Florida nutrient pollution battle wanes, Tampa Bay still a focus
listen

11/12/12 Janelle Irwin
WMNF Drive-Time News Monday | Listen to this entire show:

Large_3932
Medium


The Tampa Bay Regional Planning Council is joining the fight to keep Tampa Bay clean.


photo by Janelle Irwin

The EPA has set new standards for nutrient pollution in Florida waterways after years of head butting and legal battles. The numeric nutrient standards cap nitrogen loads in natural water bodies at today’s levels. Suzanne Cooper, a planner with the Tampa Bay Regional Planning Council, said the new regulations will keep water bodies like Tampa Bay healthy.

“So, for Tampa Bay they have identified a TMDL – a total maximum daily load for nitrogen that we cannot go above or it is estimated that there would be a degradation of the water body.”

Anytime there is an excess of nutrients like nitrogen or phosphorus it can cause a spike in algae levels. Cooper said it’s easier to control nitrogen levels and that, in turn, keeps phosphorus in check too.

“So, because we have so much natural phosphorus in our system because of the phosphate mining – our land is just naturally rich in phosphorus – we can’t really control that very well. So, if we can control the amount of nitrogen in the system and most of that is man made or man-produced or comes from animal waste and things like that – but if we can control the nitrogen than it doesn’t really matter how much phosphorus we have because it can’t be taken up into the system because only the same amount as we have nitrogen.”

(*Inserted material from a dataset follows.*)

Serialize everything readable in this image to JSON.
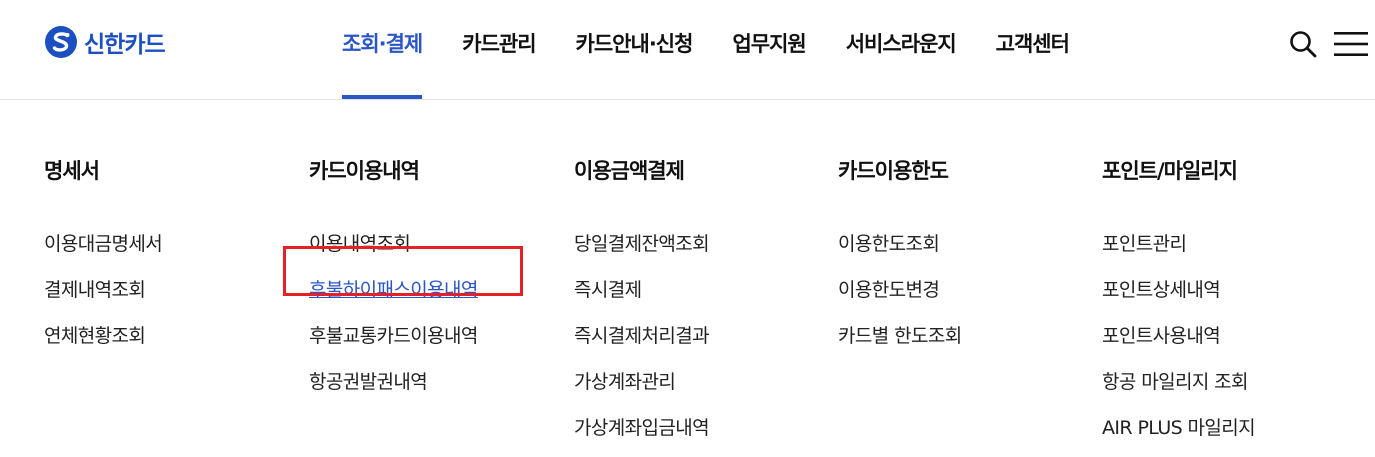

Environmental groups have been trying to get the EPA to set rules for nutrient levels for more than a decade and the state has fought them the whole way. Governor Rick Scott opposed the standard before he even took office. So groups like the Tampa Bay Estuary Program have pushed for local fertilizer ordinances to cut back on nitrogen runoff. Lindsay Cross is the environmental science and policy manager for the group.

“If homeowners apply fertilizer prior to the rainy season and then once the rainy season ends – that’s June 1 through September 30 – they’re still going to have enough fertilizer. They’re using a slower release formula that will take them through that rainy season. Additionally, if people are using reclaimed water, that also has a certain concentration of nitrogen and phosphorus in it so it’s also kind of feeding that lawn.”

If nutrient levels aren’t kept in check swimmers and beach goers could get rashes and develop respiratory problems, fish could die and that stinky red-blob known as red tide could suffocate the area’s booming beach economy. Opponents of implementing strict regulations at the state level have argued it’s too costly and hinders some businesses. But Cross said the local ordinances actually save money.

“Having those fertilizer ordinances is kind of a low cost, easy way to improve Tampa Bay because there’s less cost of cleaning up the nitrogen once it enters the water ways and, for the citizens, it’s a way that they can be engaged in that effort.”

This year Tampa passed a fertilizer ban during rainy summer months. St. Pete did too. But Suzanne Cooper from the Tampa Bay Regional Planning Council said local ordinances can cover a range of issues that contribute to nitrogen levels.

“Some just control the nitrogen level in the fertilizer and some limit the amount of fertilizer you should be putting on your lawn and often target commercial landscape management companies because it’s easier to target them than the individual citizen – and for enforcement purposes.”

And there is still a lot that can be done by local governments and even home and business owners. Tampa Bay Estuary Program’s Lindsay Cross said something as simple as having landscaping in driveways or parking lots below ground level instead of on a raised island can cut back on runoff.

“So anytime you can incorporate swales into your yards or things called rain gardens that essentially collect the water on the site will allow using different native plants which use nutrients – it allows use those nutrients in their growth rather than having that nutrient-laden water go into water bodies like Tampa Bay.”

Cross is partnering with local governments and Suzanne Cooper from the regional planning council to get word out about nitrogen runoff standards. There’s a consortium about the issue on Thursday in Pinellas Park. And Cooper said environmental groups worried about Tampa Bay and other Florida waterways may have some funding to work with.

“There are three pots of money. The one pot of money that the estuary program is trying to coordinate is only for environmental projects and it can be restoration, it can be monitoring, it can be water quality improvements, it can be land acquisition, it can be anything related to the environment that’s going to help restore the environment, improve the environment – so, it definitely could.”

The pots of money she’s referring to come from the federal RESTORE Act that allocates money from the 2010 BP oil spill to Gulf Coast states that were affected. Though Cooper expects the Tampa Bay nutrient issue to be pretty far down on the list for that funding, she does think local elected officials can so something to get a piece of the pie.